Aristoteles menurut pendapatnya adalah manusia istemewa dan pemikir terbesar yang telah mencapai kebenaran yang tidak mungkin bercampur kesalahan. Kadang-kadang manusia salah memahami buku-buku Aristoteles sebagaimana yang dikutip oleh Ibn Rusyd dari kitab-kitab Al-Farabi dan Ibn Sina. Ibn Rusyd dalam beberapa hal tidak setuju dan berbeda pendapat dengan kedua filsuf ini dalam memahami filsafat Aristoteles. Ibn Rusyd berkeyakinan jika Filasaft Aristoteles dapat dipahami dengan sebaik-baiknya, pasti tidak akan berlawanan dengan pengetahuan tertinggi yang mampu dicapai oleh manusia. Bahkan, perkembangan manusia telah mencapai tingkat yang paling tinggi pada diri Aristoteles. Kegaguman Ibn Rusyd terhadap Aristoteles lebih dari itu, sehingga ia menilai seolah-olah ilham tuhan menghendaki agar Aristoteles menjadi teladan bagi otak manusia yang tertinggi dan adanya kesanggupan untuk mendekati akal universal. Kekaguman ini dapat dilihat dalam bukunya al-Thabia’ah (fisika) dan pada beberapa tempat dari kitabnya Tahafut al-tahafut.
Sekalipun Ibn Rusyd sangat terpengaruh dengan pikiran Aristoteles, bukanlah berarti ia sangat memahami pikirannya. Karena ia tidak mendalami bahasa Yunani, dimana buku-buku Aristoteles ditulis dalam bahasa itu. Ia memahami pikiran-pikiran Aristoteles atas bantuan buku-buku terjemahan dan ulasan-ulasan para ahli . “Al-Iraqi menyatakan : oleh karena Ibn Rusyd tidak mengenal bahasa Yunani, maka ia mempergunakan terjemahan–terjemahan karya para ahli, seperti Hunain bin Ishak, Ishak bin Hunain, Yahya bin Ady, dan Abu Basyar Mata. Lalu ia membandingkan antara terjemahan-terjemahan itu, sehingga menemukan yang lebih kuat diantaranya. Ia membersihkan pikiran Aristoteles dari pikiran plotinus. Dengan demikian, dimungkinkan pengetahuannyannya tentang pikiran-pikiran Aristoteles bukan bersifat yakini (burhan), tetapi merupakan dugaan melaui ulasan-ulasan para ahli yang tidak terlepas dari kesalahan.
Ibn Rusyd sebagai filsuf besar, juga memikir, membahas dan memecahkan masalah-masalah yang dipikirkan oleh filsuf-filsuf sebelumnya. Ia tidak menerima begitu saja pikiran-pikiran mereka, tetapi menerima setuju dan menolak yang sebaliknya. Ia mengkritik Al-farabi, Ibn Sina, Al-Gazali, Ibn Bajjah, dsb. Hal ini tergantung pada masalah yang dibahas.

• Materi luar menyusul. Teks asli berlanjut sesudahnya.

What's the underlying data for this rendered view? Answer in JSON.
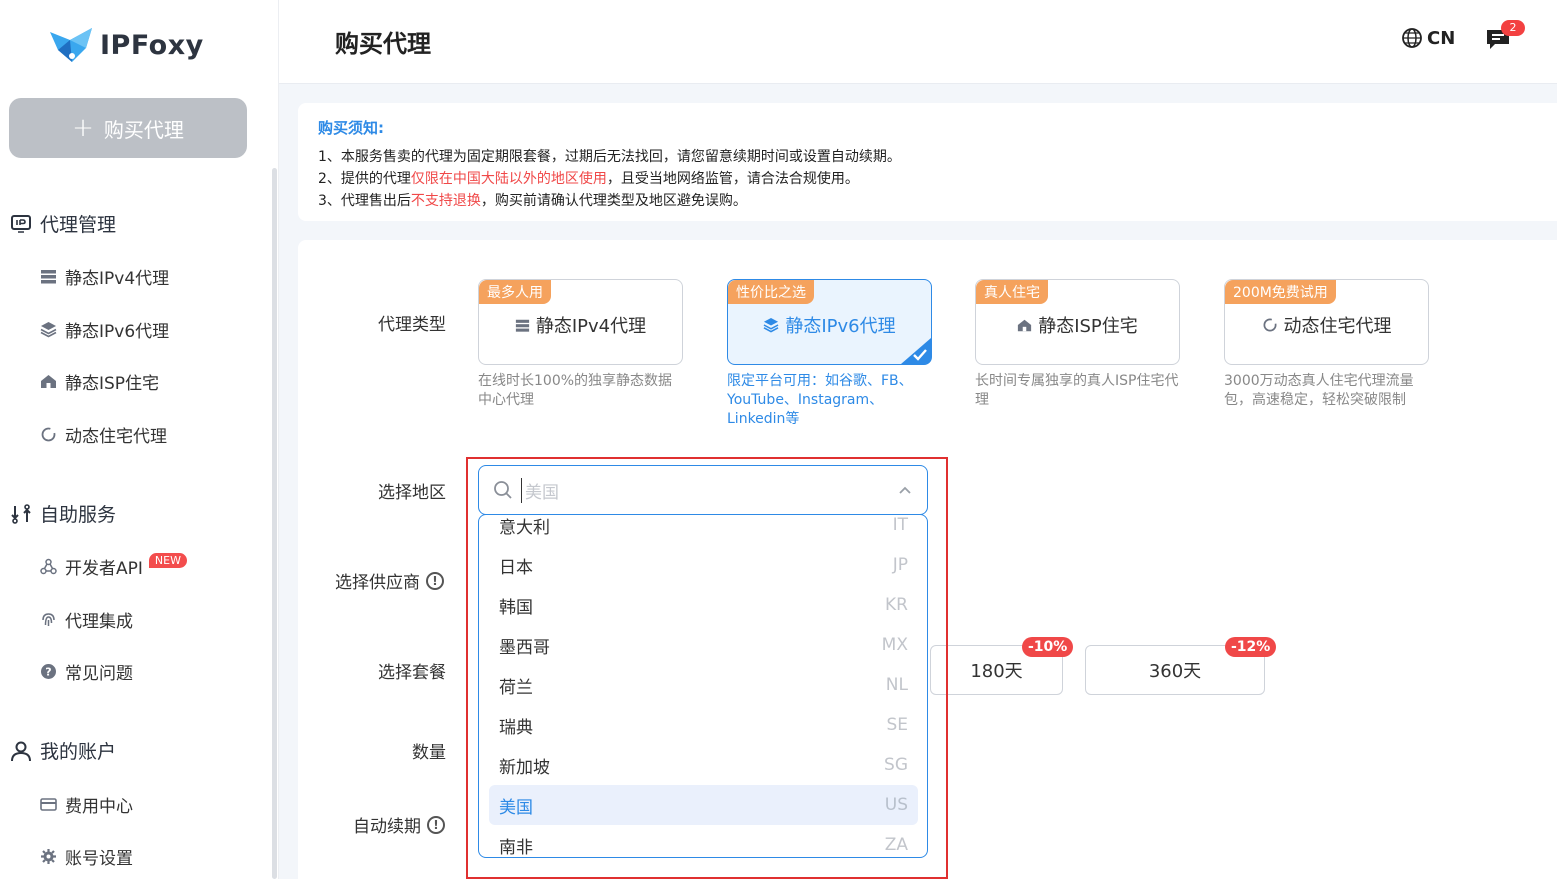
{
  "brand": {
    "name": "IPFoxy"
  },
  "sidebar": {
    "buy_button": "购买代理",
    "sections": [
      {
        "title": "代理管理",
        "items": [
          "静态IPv4代理",
          "静态IPv6代理",
          "静态ISP住宅",
          "动态住宅代理"
        ]
      },
      {
        "title": "自助服务",
        "items": [
          "开发者API",
          "代理集成",
          "常见问题"
        ],
        "new_badge": "NEW"
      },
      {
        "title": "我的账户",
        "items": [
          "费用中心",
          "账号设置"
        ]
      }
    ]
  },
  "header": {
    "title": "购买代理",
    "lang": "CN",
    "message_count": "2"
  },
  "notice": {
    "title": "购买须知:",
    "line1": "1、本服务售卖的代理为固定期限套餐，过期后无法找回，请您留意续期时间或设置自动续期。",
    "line2_a": "2、提供的代理",
    "line2_red": "仅限在中国大陆以外的地区使用",
    "line2_b": "，且受当地网络监管，请合法合规使用。",
    "line3_a": "3、代理售出后",
    "line3_red": "不支持退换",
    "line3_b": "，购买前请确认代理类型及地区避免误购。"
  },
  "form": {
    "proxy_type_label": "代理类型",
    "region_label": "选择地区",
    "provider_label": "选择供应商",
    "plan_label": "选择套餐",
    "quantity_label": "数量",
    "auto_renew_label": "自动续期"
  },
  "proxy_types": [
    {
      "tag": "最多人用",
      "name": "静态IPv4代理",
      "desc": "在线时长100%的独享静态数据中心代理"
    },
    {
      "tag": "性价比之选",
      "name": "静态IPv6代理",
      "desc": "限定平台可用：如谷歌、FB、YouTube、Instagram、Linkedin等",
      "selected": true
    },
    {
      "tag": "真人住宅",
      "name": "静态ISP住宅",
      "desc": "长时间专属独享的真人ISP住宅代理"
    },
    {
      "tag": "200M免费试用",
      "name": "动态住宅代理",
      "desc": "3000万动态真人住宅代理流量包，高速稳定，轻松突破限制"
    }
  ],
  "plans": [
    {
      "label": "180天",
      "discount": "-10%"
    },
    {
      "label": "360天",
      "discount": "-12%"
    }
  ],
  "region_select": {
    "placeholder": "美国",
    "options": [
      {
        "name": "意大利",
        "code": "IT"
      },
      {
        "name": "日本",
        "code": "JP"
      },
      {
        "name": "韩国",
        "code": "KR"
      },
      {
        "name": "墨西哥",
        "code": "MX"
      },
      {
        "name": "荷兰",
        "code": "NL"
      },
      {
        "name": "瑞典",
        "code": "SE"
      },
      {
        "name": "新加坡",
        "code": "SG"
      },
      {
        "name": "美国",
        "code": "US",
        "selected": true
      },
      {
        "name": "南非",
        "code": "ZA"
      }
    ]
  },
  "colors": {
    "accent": "#2e8ae6",
    "danger": "#f04848",
    "tag": "#f5a25d"
  }
}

a. Metode Pembuktian Kebenaran
Sejalan dengan pengajaran syari’at untuk pembuktian kebenaran konsep (tashdiq), metode dapat dipergunakan ada tiga macam yaitu:
1. Metode Retorika (al-khatabiyyah)
2. Metode Dialektik (al-jadaliyyah)
3. Metode Demonstratif (al-burhaniyyah)
Metode retorik dam dialektik diperuntukkan bagi manusia awam, sedangkan metode demonstratif secara spesifik dikonsumsikan bagi kelompok kecil manusia. Tentu saja Al-qur’an sebagai kitab suci untuk semua lapisan umat, tersahuti didalamnya semua aspek kehidupan sejalan dengan maksud kehadirannya pembawa rahmat untuk semesta alam.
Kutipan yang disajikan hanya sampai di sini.